Even if one thinks it would be much harder to justify actively harming existing humans than merely failing to create better successors or posits something along the lines of “making people happy over making happy people”, that still leaves a lot of openings.

When contemplating a new hydroelectric dam, nobody adds up the disutility to all the squirrels in the valley to be flooded. A superintelligence may not decide to slaughter humanity outright, just as we do not usually think in terms of exterminating animals. But it may still see little reason to devote major resources to preserving us and protecting our future if those same resources could instead go towards beings it considers more valuable.

Even if a superintelligence does not create our successors outright, it may still encounter them as alien species or as other AI systems we ourselves create. Such beings may even themselves regard us as inferior or want us gone, making it a direct question of our interests versus theirs.

Have we really considered how mind-bogglingly small the value of a human life could be under any sane moral framework that takes into consideration sentient non-humans when compared with the pinnacles of mind design space? Would we truly be willing for all of us to die or suffer when it turns out that we should do so solely for the sake of non-human minds? Would we be willing for even some of us to die or suffer for their sake?

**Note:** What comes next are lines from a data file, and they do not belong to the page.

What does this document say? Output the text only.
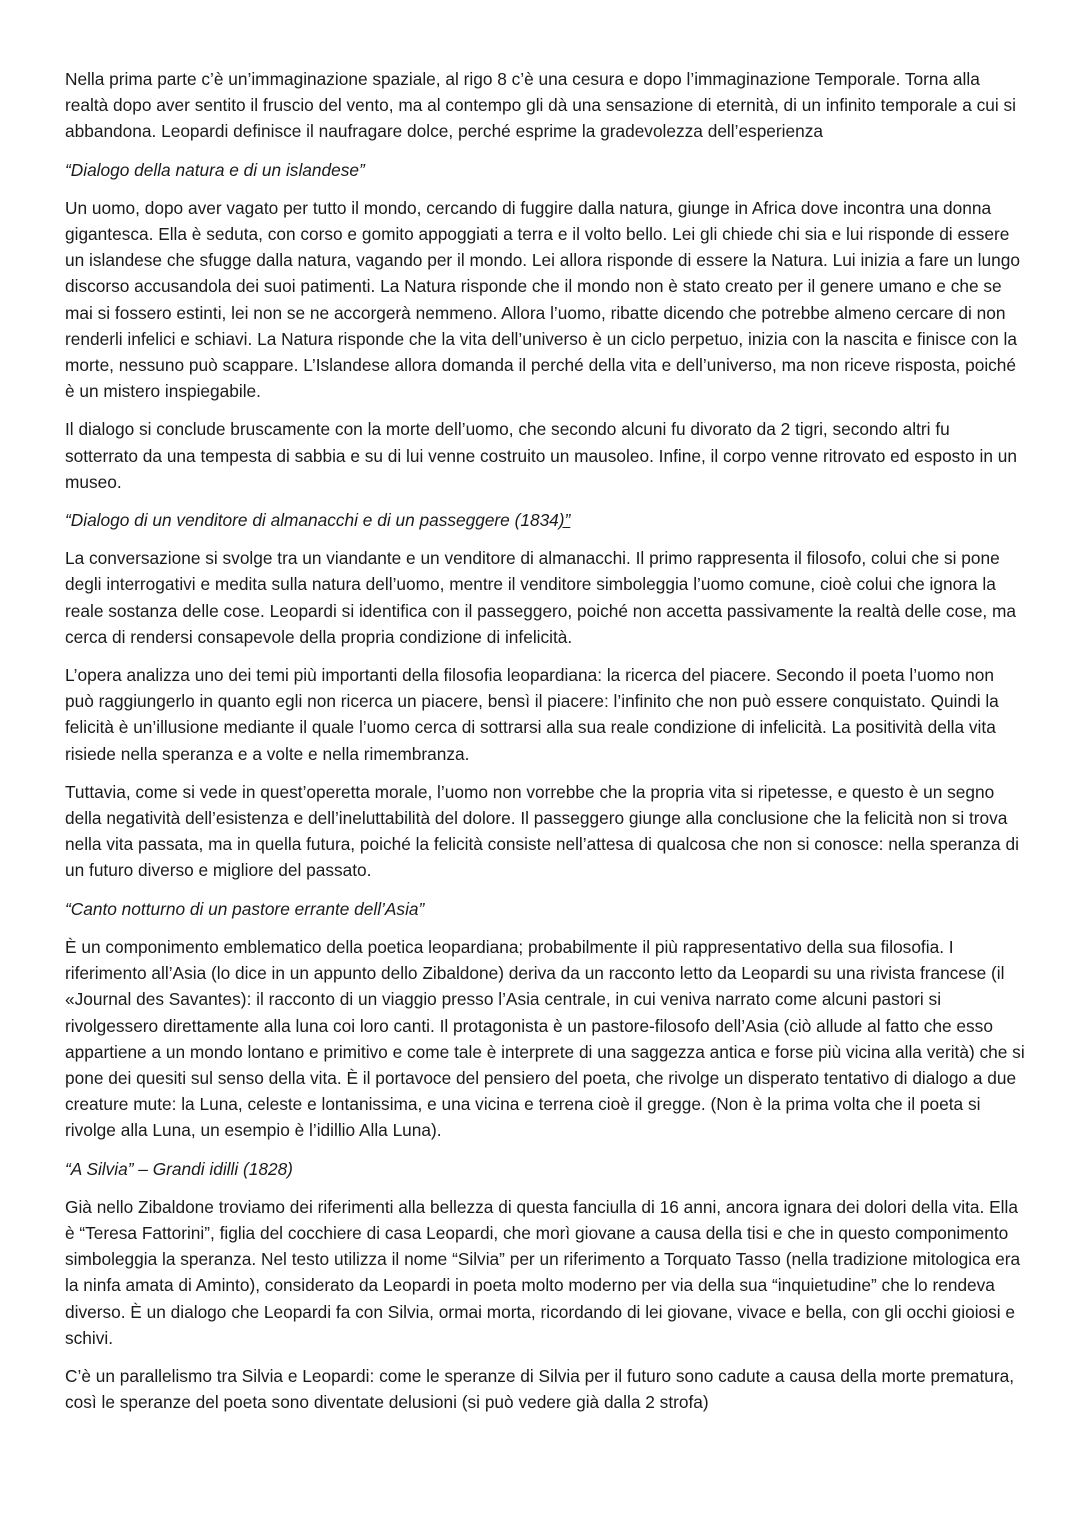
Nella prima parte c’è un’immaginazione spaziale, al rigo 8 c’è una cesura e dopo l’immaginazione Temporale. Torna alla realtà dopo aver sentito il fruscio del vento, ma al contempo gli dà una sensazione di eternità, di un infinito temporale a cui si abbandona. Leopardi definisce il naufragare dolce, perché esprime la gradevolezza dell’esperienza

“Dialogo della natura e di un islandese”

Un uomo, dopo aver vagato per tutto il mondo, cercando di fuggire dalla natura, giunge in Africa dove incontra una donna gigantesca. Ella è seduta, con corso e gomito appoggiati a terra e il volto bello. Lei gli chiede chi sia e lui risponde di essere un islandese che sfugge dalla natura, vagando per il mondo. Lei allora risponde di essere la Natura. Lui inizia a fare un lungo discorso accusandola dei suoi patimenti. La Natura risponde che il mondo non è stato creato per il genere umano e che se mai si fossero estinti, lei non se ne accorgerà nemmeno. Allora l’uomo, ribatte dicendo che potrebbe almeno cercare di non renderli infelici e schiavi. La Natura risponde che la vita dell’universo è un ciclo perpetuo, inizia con la nascita e finisce con la morte, nessuno può scappare. L’Islandese allora domanda il perché della vita e dell’universo, ma non riceve risposta, poiché è un mistero inspiegabile.

Il dialogo si conclude bruscamente con la morte dell’uomo, che secondo alcuni fu divorato da 2 tigri, secondo altri fu sotterrato da una tempesta di sabbia e su di lui venne costruito un mausoleo. Infine, il corpo venne ritrovato ed esposto in un museo.

“Dialogo di un venditore di almanacchi e di un passeggere (1834)”

La conversazione si svolge tra un viandante e un venditore di almanacchi. Il primo rappresenta il filosofo, colui che si pone degli interrogativi e medita sulla natura dell’uomo, mentre il venditore simboleggia l’uomo comune, cioè colui che ignora la reale sostanza delle cose. Leopardi si identifica con il passeggero, poiché non accetta passivamente la realtà delle cose, ma cerca di rendersi consapevole della propria condizione di infelicità.

L’opera analizza uno dei temi più importanti della filosofia leopardiana: la ricerca del piacere. Secondo il poeta l’uomo non può raggiungerlo in quanto egli non ricerca un piacere, bensì il piacere: l’infinito che non può essere conquistato. Quindi la felicità è un’illusione mediante il quale l’uomo cerca di sottrarsi alla sua reale condizione di infelicità. La positività della vita risiede nella speranza e a volte e nella rimembranza.

Tuttavia, come si vede in quest’operetta morale, l’uomo non vorrebbe che la propria vita si ripetesse, e questo è un segno della negatività dell’esistenza e dell’ineluttabilità del dolore. Il passeggero giunge alla conclusione che la felicità non si trova nella vita passata, ma in quella futura, poiché la felicità consiste nell’attesa di qualcosa che non si conosce: nella speranza di un futuro diverso e migliore del passato.

“Canto notturno di un pastore errante dell’Asia”

È un componimento emblematico della poetica leopardiana; probabilmente il più rappresentativo della sua filosofia. I riferimento all’Asia (lo dice in un appunto dello Zibaldone) deriva da un racconto letto da Leopardi su una rivista francese (il «Journal des Savantes): il racconto di un viaggio presso l’Asia centrale, in cui veniva narrato come alcuni pastori si rivolgessero direttamente alla luna coi loro canti. Il protagonista è un pastore-filosofo dell’Asia (ciò allude al fatto che esso appartiene a un mondo lontano e primitivo e come tale è interprete di una saggezza antica e forse più vicina alla verità) che si pone dei quesiti sul senso della vita. È il portavoce del pensiero del poeta, che rivolge un disperato tentativo di dialogo a due creature mute: la Luna, celeste e lontanissima, e una vicina e terrena cioè il gregge. (Non è la prima volta che il poeta si rivolge alla Luna, un esempio è l’idillio Alla Luna).

“A Silvia” – Grandi idilli (1828)

Già nello Zibaldone troviamo dei riferimenti alla bellezza di questa fanciulla di 16 anni, ancora ignara dei dolori della vita. Ella è “Teresa Fattorini”, figlia del cocchiere di casa Leopardi, che morì giovane a causa della tisi e che in questo componimento simboleggia la speranza. Nel testo utilizza il nome “Silvia” per un riferimento a Torquato Tasso (nella tradizione mitologica era la ninfa amata di Aminto), considerato da Leopardi in poeta molto moderno per via della sua “inquietudine” che lo rendeva diverso. È un dialogo che Leopardi fa con Silvia, ormai morta, ricordando di lei giovane, vivace e bella, con gli occhi gioiosi e schivi.

C’è un parallelismo tra Silvia e Leopardi: come le speranze di Silvia per il futuro sono cadute a causa della morte prematura, così le speranze del poeta sono diventate delusioni (si può vedere già dalla 2 strofa)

If moral circle expansion carries even a small chance of eventually forcing a superintelligence to choose between “us” and “them” on such absolute terms, that alone should be concerning, though I am not especially optimistic that the chance is in fact small. And beyond that lie many smaller moral quandaries that could affect our lives in other profoundly negative ways.

I can understand some flexibility about the form in which human values are carried forward, but excluding whether we ourselves are present in any reasonable form at all seems deeply perverse to me.

I believe that if we want humanity to continue, we need systems that are specifically committed to its continuation and carefully designed against broader generalizations that could erode that commitment. The stance may be comparable to that of a nation that acts for its own survival, not because this is always justified from the point of view of impartial utility, but because it is defending its own people.

Depending on how far we want to go, we may even want to narrow that “national” logic further in other ways. Would we be willing to make the lives of all humans on Earth extremely painful and miserable for the next 200 years if it meant a slight improvement for all those who follow over the next billion years (this is not meant to be read as the dust speck paradox, but rather as a question about the extent of our moral circle)? Would human lives created through simulations be worth the same as “real” ones? Even with CEV, we need to carefully define who exactly is the “we” whose volition is being extrapolated.

↩︎

Indeed, human civilizations have historically not treated less developed civilizations with much kindness.